Tuesday, 6 March 2012

Flapping at Floor-Level

WHAT’S the most embarrassing thing that can happen to a ‘serious’ runner?

Apart from the obvious things linked to bodily functions, it could be when your shoelaces come undone during an important race.

It happened to me once, near the end of an event when I was in contention to finish in second or third place. As the flapping lace was nearly tripping me up, I had no alternative but to stop and fanny around on the floor to deal with the problem. I resumed with red face and foul mouth. 

That episode occurred in 1992 – fully 20 years ago – but it is only today I can say I’m finally over the embarrassment and anger the shoelace malfunction caused.

Why today?  Well, a former London Marathon winner and international star confessed this morning that the same thing happened to him only this week. Now I don’t feel so bad. If it can happen to the elite, then we ordinary peeps can surely be forgiven.

You’d think a fundamental error like failing to tie a lace properly was something only a part-time jogger or inexperienced runner would do, but former GB international Mike Gratton (London Marathon winner in 1983) says it occurred to him in a Parkrun 5k on Saturday and brought about an enforced stop during the heat of battle.

Mike tells me the problem was exacerbated by the fact the race announcer had introduced him earlier over the PA system, meaning everybody else knew a former London Marathon winner was in their midst, thus increasing the pressure on Mike to put in a fast and polished performance. Seeing this ‘legend’ bending over to tie laces mid-race was not what they expected to see!  

The problem lost Mike around six places, and he finished 27th in a respectable 20mins.30 secs, even though he also tweaked a hamstring, and has only recently begun training regularly again in his mid-to-late fifties.

“I hope that 26 people went home happy they beat a London Marathon winner,” he said today, with a chuckle. “Someone did say at the finish they were surprised to see me stop to do up a shoelace, considering all my experience.
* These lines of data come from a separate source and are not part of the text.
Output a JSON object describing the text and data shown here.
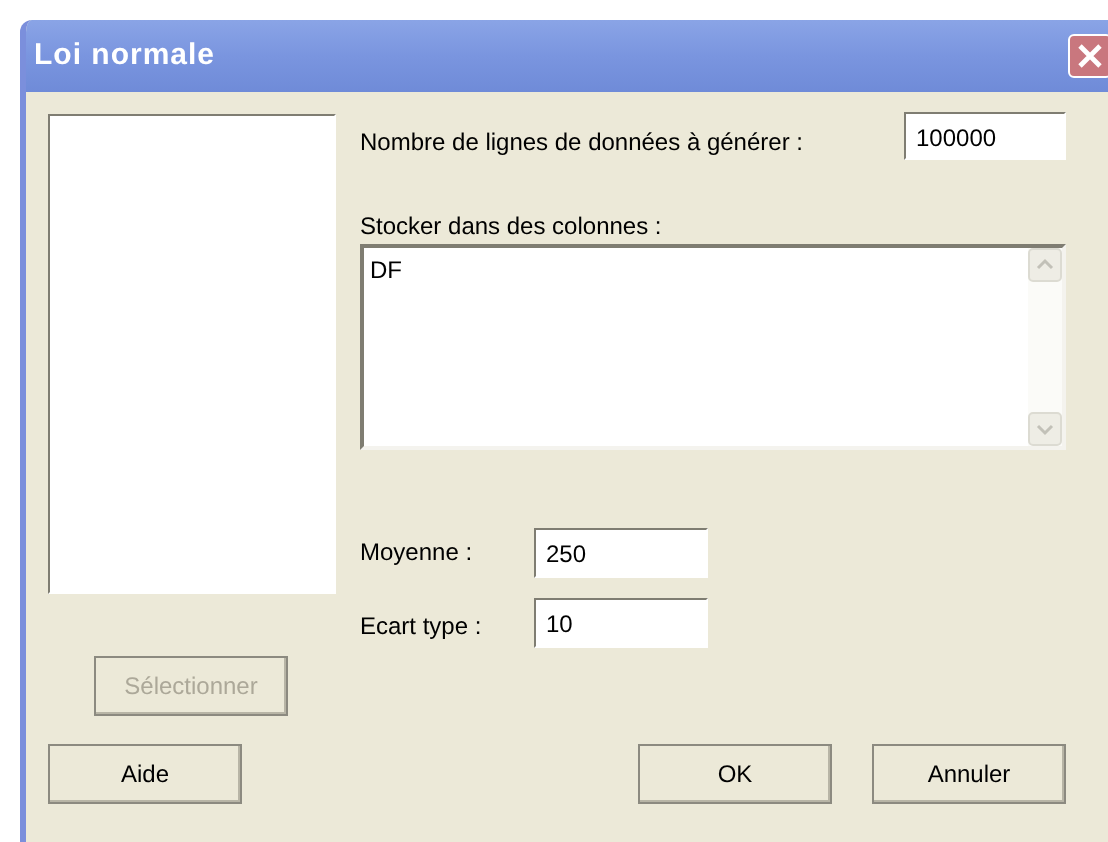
{
  "window": {
    "title": "Loi normale"
  },
  "select_button": {
    "label": "Sélectionner",
    "disabled": true
  },
  "rows_field": {
    "label": "Nombre de lignes de données à générer :",
    "value": "100000"
  },
  "columns_field": {
    "label": "Stocker dans des colonnes :",
    "value": "DF"
  },
  "mean_field": {
    "label": "Moyenne :",
    "value": "250"
  },
  "sd_field": {
    "label": "Ecart type :",
    "value": "10"
  },
  "buttons": [
    {
      "label": "Aide",
      "kind": "help"
    },
    {
      "label": "OK",
      "kind": "ok"
    },
    {
      "label": "Annuler",
      "kind": "cancel"
    }
  ]
}
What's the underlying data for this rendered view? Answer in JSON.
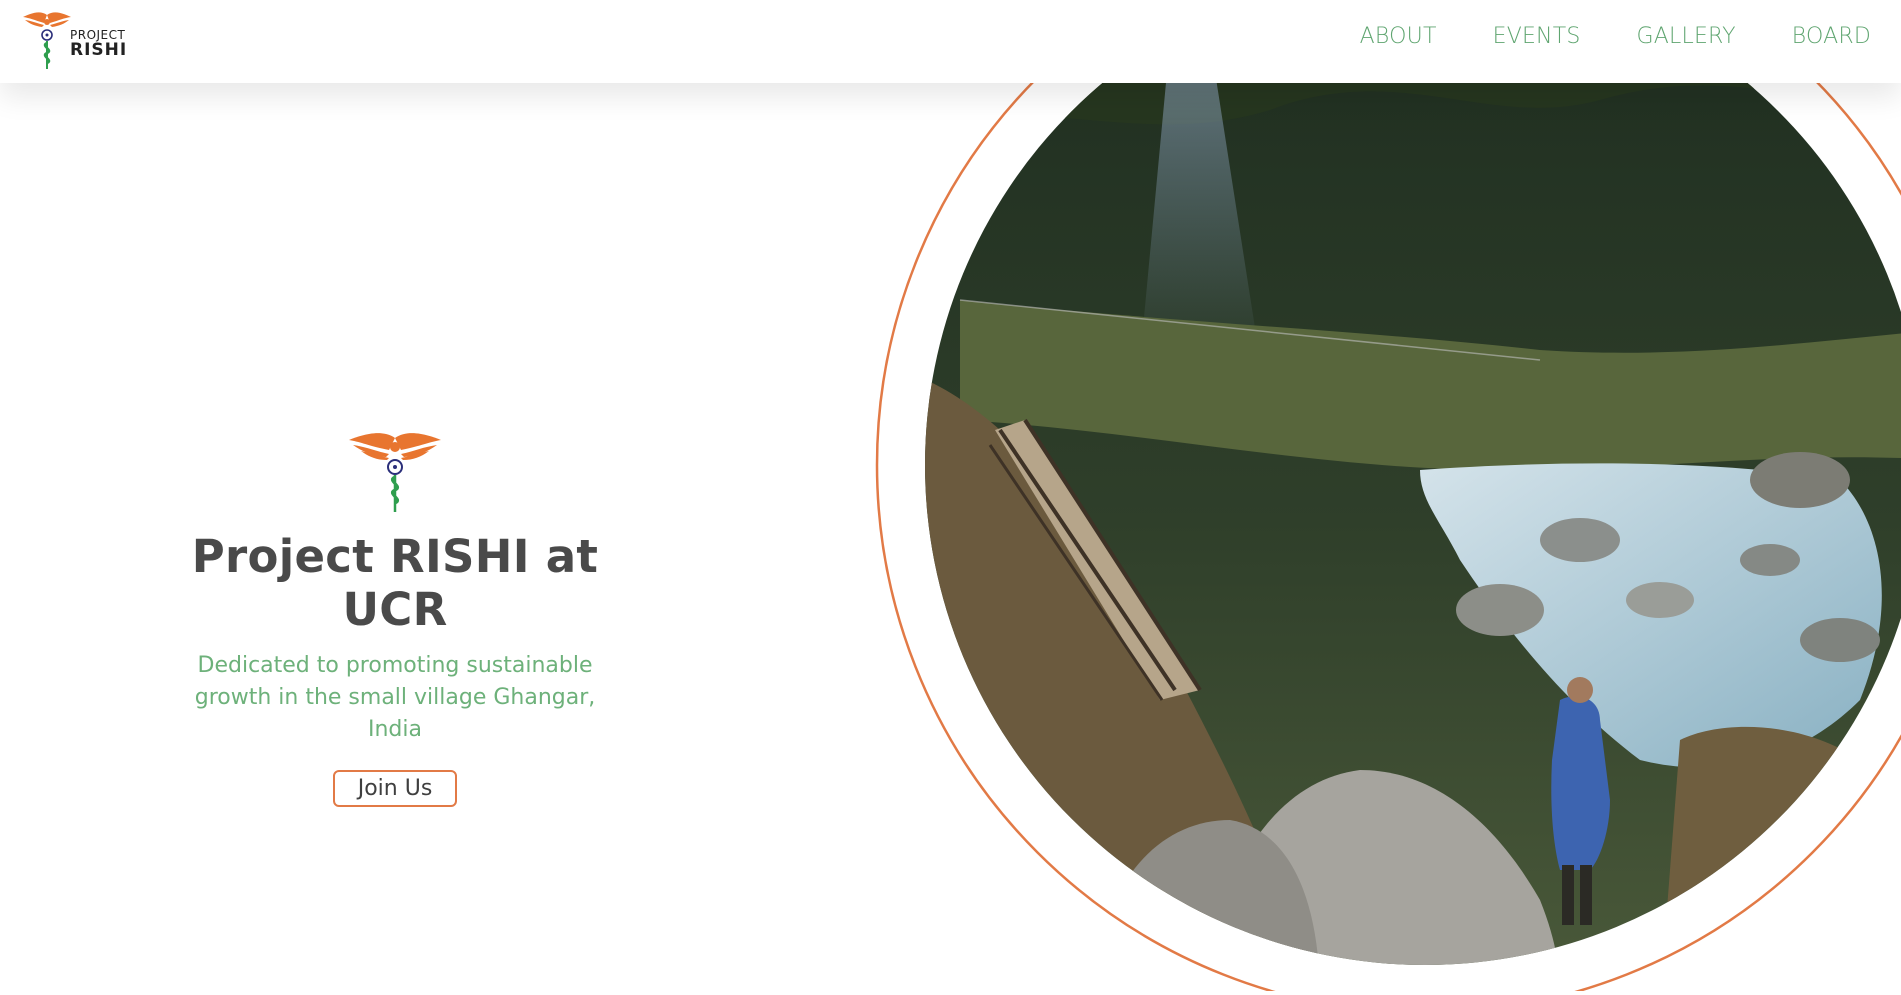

Actually my last running shoes were Salomons which had a pull-up toggle, so I must have forgotten how to tie laces properly.” 

As for me, just the one serious lace malfunction in 881 races is perhaps not too bad after all?  Since my 1992 experience I have always done a fiercely-tied double knot, which does the job well, although can make shoes difficult to remove later on!

Mind you, there was a Mid-Essex cross-country race at Stebbing a while ago in which even a quadruple-knot wasn’t good enough.  That particular event is famous for its deep water and heavy mud, and a number of us emerged from the worst sections minus shoes altogether, despite all our careful knotting endeavours of earlier…. (The horror that is Stebbing - see picture above!). 

1 comment:

  1. Surely the secret is to run barefoot and then you won't have to worry about this problem.